Though the Olympic torch has not yet arrived in Atlanta, many Georgia school districts say they’ve already been burned by its flame.
For more than a year, a construction boom fueled by the coming of the 1996 Summer Olympics has wrecked school-construction budgets. Dozens of Atlanta contractors are nearing completion of stadiums, housing, and related facilities for the games, and the few companies willing to bid on school projects demand top dollar.
Construction costs in Atlanta-area districts have soared by as much as 30 percent.
To tilt the law of supply and demand more in their favor, districts have combed the Southeast for companies free from Olympic fever. Others have delayed or canceled projects, despite the critical need for new schools and classrooms caused by runaway enrollment growth.
“The games will bring millions of dollars to the state,” said Ron Nance, the state’s school architectural-review officer. “But as we found out, you have to spend millions of dollars to host them, too.”
State Is Booming
State officials say the increased construction costs might not be a problem if they did not need lots of new schools--now.
Georgia, the fastest-growing state east of the Rocky Mountains, in 1995 passed North Carolina to become the country’s 10th-most-populous state. The state has 7.2 million people, the U.S. Bureau of the Census reported last month.
Key to this growth is Georgia’s expanding manufacturing industry, which last year spun off a record number of jobs that drew many of the state’s 77,000 newcomers.
“Young people are coming here with jobs in hand and families in tow,” said Jeffrey M. Humphreys, the director of economic forecasting at the University of Georgia in Athens.
Statewide, public school enrollment jumped 55,000 students in the last two years, to 1.3 million. Building new schools to handle that growth alone would cost about $400 million, state officials say.
And the surge isn’t expected to end anytime soon, particularly in areas within an hour’s commute of Atlanta. Gwinnett County, an Atlanta suburb, is the state’s fastest-growing district, adding about 4,500 students a year to its 85,000-student enrollment.
In DeKalb County, another of the city’s suburbs, about 10,000 of the district’s 88,000 students already attend school in portable-classroom trailers, and projections show enrollment there passing 100,000 by the turn of the century. The district plans to open four new schools this summer and hopes to build five or six more by 2000.
Overnight Boosts
Ambitious building programs launched in many Georgia districts coincided with the start of many Olympics-related construction projects.
As a result, school officials say, costs quickly rocketed past their projections. Statewide, the cost of putting up a new school building has shot up $10 a square foot, to $55, in the past few years, according the state’s annual survey of construction costs.

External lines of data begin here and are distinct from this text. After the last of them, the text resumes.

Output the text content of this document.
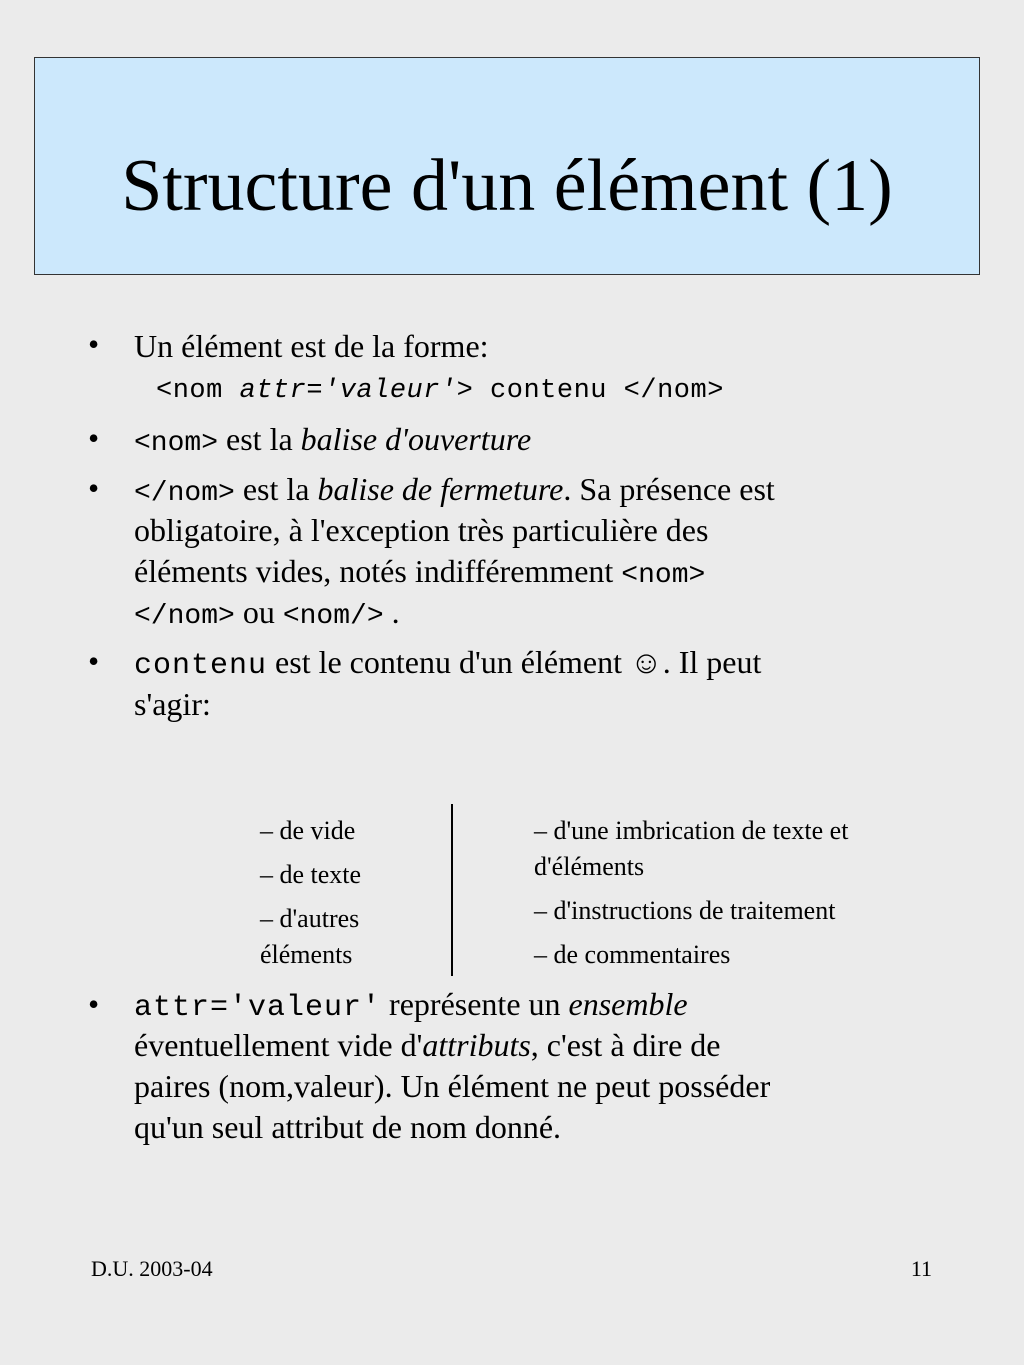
Structure d'un élément (1)
• Un élément est de la forme:
<nom attr='valeur'> contenu </nom>
• <nom> est la balise d'ouverture
• </nom> est la balise de fermeture. Sa présence est
obligatoire, à l'exception très particulière des
éléments vides, notés indifféremment <nom>
</nom> ou <nom/> .
• contenu est le contenu d'un élément ☺. Il peut
s'agir:
– de vide
– de texte
– d'autres
éléments
– d'une imbrication de texte et
d'éléments
– d'instructions de traitement
– de commentaires
• attr='valeur' représente un ensemble
éventuellement vide d'attributs, c'est à dire de
paires (nom,valeur). Un élément ne peut posséder
qu'un seul attribut de nom donné.
D.U. 2003-04	11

Blaming this increase on the Olympics is understandable, but wrong, said Mr. Humphreys of the University of Georgia. “The Olympics had little to do with that. Olympic construction started at the same time as economic expansion in the state started” and drove up costs for all construction.
Still, school officials in many districts have little doubt that Olympics-related construction is making qualified labor scarce and costs high.
Last year, the 9,200-student Newton County district southeast of Atlanta took bids on two nearly identical middle schools. The low bid on the first school was $4.5 million, but eight months later, bidding on the second school yielded a low offer $500,000 higher.
Meanwhile, in DeKalb County, construction costs have jumped from about $50 a square foot to as much as $65, said Richard Beard, the district’s supervisor of facilities and construction.
Like other school officials, Mr. Beard said Olympic construction has made qualified masons hard to find.
“Before the Olympics, we paid masons $25 an hour,” he said. “Now, they can demand $50 an hour--and get it.”
New Money on the Way?
Help may be on the way from the state legislature. Lawmakers are expected for the second straight year to approve $200 million for school-construction aid, double the usual appropriation.
Also, both the Senate and House have cleared a constitutional amendment that, if approved by voters in November, would give districts authority to ask local voters for a 1-cent sales tax to pay for capital projects.
“With so many districts growing so fast, this is going to dramatically change funding in Georgia,” said Laura Reilly, a spokeswoman for the Georgia School Boards Association.
But if that amendment passes, some districts might be reluctant to use their new taxing authority for fear that additional taxes would undercut support for bond issues--their primary means of financing construction. In the handful of states where districts can levy a sales tax, “they’re really not doing it,” said Mary Fulton, a school-finance analyst with the Denver-based Education Commission of the States.
Some school officials hope that competition in the building industry will cool once the Olympic flame is snuffed. But others predict the high prices are here to stay.
“It’s like a ratchet,” said Jim Steele, an assistant superintendent in Gwinnett County. “Costs won’t fall back.”